The answer is to a large extent: lack of communications. Say for a moment you’re a subsistence farmer living somewhere in 13th century Armenia. You get up to go milk your yak one morning only to find 3,000 Mongols camped on your front lawn. Seeing you, they politely invite you to join them on their campaign of conquest and plunder. Alternately, they offer to help arrange a sudden and personal introduction between you and your god-creator. I’ll wager the vast majority of us would raise up whatever garden implement was handy and shout “Death to Whoever!”, put on a fur vest and iron helmet and be gone.
Such is how armies of the day took territory and grew. And it was like that through most of human history.
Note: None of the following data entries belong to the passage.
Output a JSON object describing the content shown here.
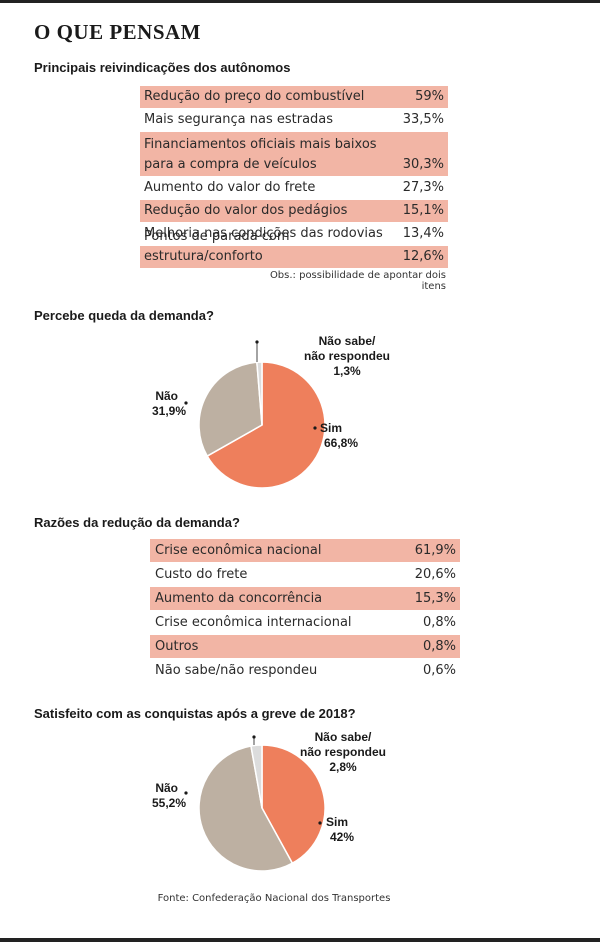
{
  "title": "O QUE PENSAM",
  "colors": {
    "highlight": "#f2b5a5",
    "sim": "#ee7f5c",
    "nao": "#bdb0a2",
    "nao_sabe": "#dcdcdc"
  },
  "chart_data": [
    {
      "type": "table",
      "title": "Principais reivindicações dos autônomos",
      "note": "Obs.: possibilidade de apontar dois itens",
      "rows": [
        {
          "label": "Redução do preço do combustível",
          "value": "59%",
          "highlight": true
        },
        {
          "label": "Mais segurança nas estradas",
          "value": "33,5%",
          "highlight": false
        },
        {
          "label": "Financiamentos oficiais mais baixos",
          "label2": "para a compra de veículos",
          "value": "30,3%",
          "highlight": true
        },
        {
          "label": "Aumento do valor do frete",
          "value": "27,3%",
          "highlight": false
        },
        {
          "label": "Redução do valor dos pedágios",
          "value": "15,1%",
          "highlight": true
        },
        {
          "label": "Melhoria nas condições das rodovias",
          "value": "13,4%",
          "highlight": false
        },
        {
          "label": "Pontos de parada com estrutura/conforto",
          "value": "12,6%",
          "highlight": true
        }
      ]
    },
    {
      "type": "pie",
      "title": "Percebe queda da demanda?",
      "slices": [
        {
          "label": "Sim",
          "value": 66.8,
          "text": "66,8%",
          "color": "#ee7f5c"
        },
        {
          "label": "Não",
          "value": 31.9,
          "text": "31,9%",
          "color": "#bdb0a2"
        },
        {
          "label": "Não sabe/",
          "label2": "não respondeu",
          "value": 1.3,
          "text": "1,3%",
          "color": "#dcdcdc"
        }
      ]
    },
    {
      "type": "table",
      "title": "Razões da redução da demanda?",
      "rows": [
        {
          "label": "Crise econômica nacional",
          "value": "61,9%",
          "highlight": true
        },
        {
          "label": "Custo do frete",
          "value": "20,6%",
          "highlight": false
        },
        {
          "label": "Aumento da concorrência",
          "value": "15,3%",
          "highlight": true
        },
        {
          "label": "Crise econômica internacional",
          "value": "0,8%",
          "highlight": false
        },
        {
          "label": "Outros",
          "value": "0,8%",
          "highlight": true
        },
        {
          "label": "Não sabe/não respondeu",
          "value": "0,6%",
          "highlight": false
        }
      ]
    },
    {
      "type": "pie",
      "title": "Satisfeito com as conquistas após a greve de 2018?",
      "slices": [
        {
          "label": "Sim",
          "value": 42,
          "text": "42%",
          "color": "#ee7f5c"
        },
        {
          "label": "Não",
          "value": 55.2,
          "text": "55,2%",
          "color": "#bdb0a2"
        },
        {
          "label": "Não sabe/",
          "label2": "não respondeu",
          "value": 2.8,
          "text": "2,8%",
          "color": "#dcdcdc"
        }
      ]
    }
  ],
  "source": "Fonte: Confederação Nacional dos Transportes"
}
Without telegraphs or spy satellites to give advance warning, invading armies of one kind or another just tended to show up. And when they did there was precious little anyone could do about it. Waves of conquerors only tended to stop when they happened to encounter a large opposing force by accident, as the Moors did when they bumped into Charles Martel in southern France in 734 AD (marking the end of Mulsim expansion into Europe).
Oh Lordy me I’m well off the subject of noodles this morning. Maybe I should go get a good strong cup of tea and come back.